Fit, Feasibility, and Appropriateness
According to the Johns Hopkins Practice Evidence Translation (PET) model, several steps need to be followed to successfully apply the evidence to a project (Dearholt & Dang, 2012). First, the results’ fit, feasibility, and appropriateness are to be assessed. The study is a good fit because it shows how bed alarms interventions can be used in combination with other fall prevention instruments; however, the authors stress that further research is needed to identify more correlations, and the proposed project will conduct such research by applying an appropriate intervention that Ward-Smith et al. (2014) did not consider: elimination of clutter. This is feasible, too, because the intervention will not require extensive external resources.
Second, the Plan-Do-Study-Act (PDSA) framework should be applied. Planning will involve reconsidering the physical environment in the rooms in which patients at risk for falls stay and determining how space can be cleared. Implementation will consist of installing bed alarm systems and clearing the space to eliminate clutter. The Study stage will occur during the implementation, as the fall rate will be constantly monitored.
The findings of the research by Ward-Smith et al. (2014) will be used so that multiple considerations are included in the assessment to make it “tailored to the specific health and demographic variables of the population” (p. 1). The Act stage, in case the number of fall events is decreased upon applying the intervention, will involve using the results to change the policy of health care facilities and recommend applying the combination of bed alarms and elimination of clutter.
Third, the necessary resources should be discussed. Two types of resources are identified for this project: external and internal. External resources will include the bed alarm systems; assistance may be needed for finding appropriate technological solutions, installing them, and training staff and patients to use the system properly. Internal resources will be nursing practitioners: operating the bed alarm systems and eliminating clutter will be their contributions to the project and their responsibility.
Fourth, evaluation criteria need to be designed. The successfulness of the proposed intervention will be measured by the fall event incidence rate: if there are fewer falls in the intervention group, and the results are statistically significant (i.e. it is confirmed that the correlation exists between the improvement and the intervention), the project will be considered successful.

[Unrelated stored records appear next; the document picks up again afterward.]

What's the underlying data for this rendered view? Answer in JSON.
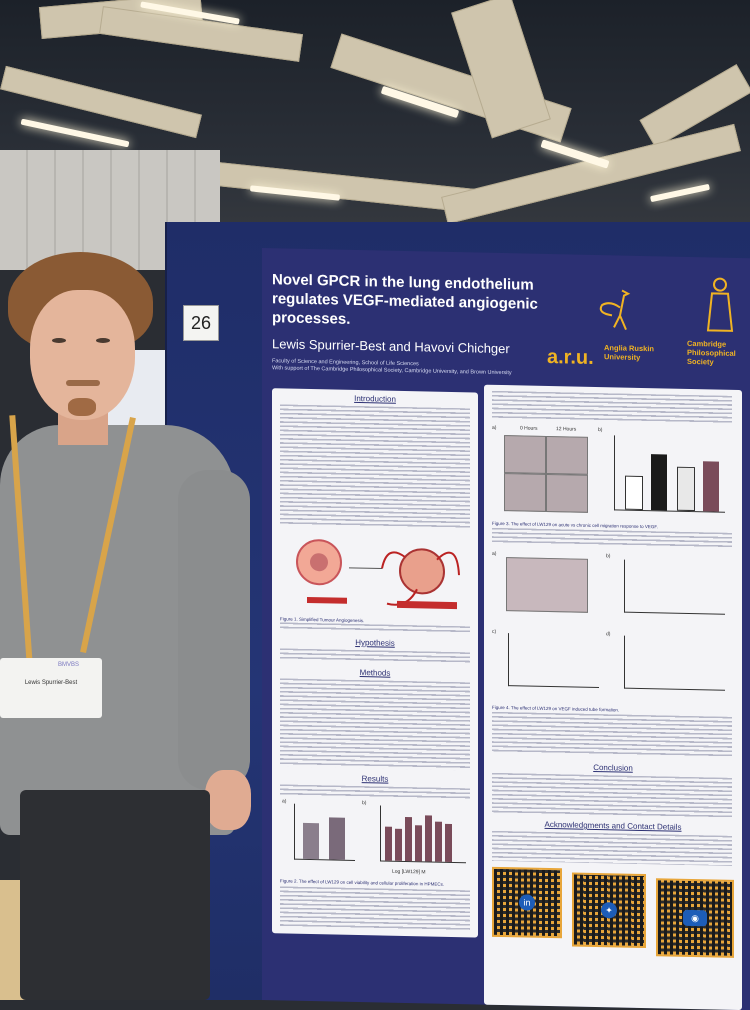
{
  "booth": {
    "number": "26"
  },
  "poster": {
    "title": "Novel GPCR in the lung endothelium regulates VEGF-mediated angiogenic processes.",
    "authors": "Lewis Spurrier-Best and Havovi Chichger",
    "affiliation_1": "Faculty of Science and Engineering, School of Life Sciences",
    "affiliation_2": "With support of The Cambridge Philosophical Society, Cambridge University, and Brown University",
    "aru_logo": "a.r.u.",
    "aru_name": "Anglia Ruskin University",
    "cps_name": "Cambridge Philosophical Society",
    "sections": {
      "introduction": "Introduction",
      "hypothesis": "Hypothesis",
      "methods": "Methods",
      "results": "Results",
      "conclusion": "Conclusion",
      "acknowledgments": "Acknowledgments and Contact Details"
    },
    "labels": {
      "hours_0": "0 Hours",
      "hours_12": "12 Hours",
      "panel_a": "a)",
      "panel_b": "b)",
      "panel_c": "c)",
      "panel_d": "d)",
      "fig1": "Figure 1. Simplified Tumour Angiogenesis.",
      "fig2": "Figure 2. The effect of LW129 on cell viability and cellular proliferation in HPMECs.",
      "fig3": "Figure 3. The effect of LW129 on acute vs chronic cell migration response to VEGF.",
      "fig4": "Figure 4. The effect of LW129 on VEGF induced tube formation.",
      "xaxis_log": "Log [LW129] M"
    }
  },
  "badge": {
    "name": "Lewis Spurrier-Best",
    "org": "BMVBS"
  },
  "icons": {
    "heron": "heron-icon",
    "figure": "scholar-figure-icon",
    "linkedin": "linkedin-icon",
    "bluesky": "butterfly-icon",
    "publons": "profile-icon"
  },
  "colors": {
    "board": "#243575",
    "poster": "#2c3073",
    "accent": "#f0b323"
  }
}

Finally, it is needed to consider options for further research. To extend knowledge of the selected project results, it will be helpful to explore how bed alarm systems can be counterproductive, i.e. how the noise they produce can result in ignoring them by health care providers. It is possible that there are such unpredicted negative effects of de-cluttering, too, and they should be explored; for this purpose, future research should address not only the fall incidence rate and the patient perspective but also the perspective of health care providers.
Dearholt, S. L., & Dang, D. (2012). Johns Hopkins nursing evidence-based practice: Models and guidelines (2nd ed.). Indianapolis, IN: Sigma Theta Tau International.
Ward-Smith, P., Barrett, L., Rayson, K., & Govro, K. (2014). Effectiveness of a bed alarm system to predict falls in an acute care setting. Clinical Nursing Studies, 3(1), 1-4.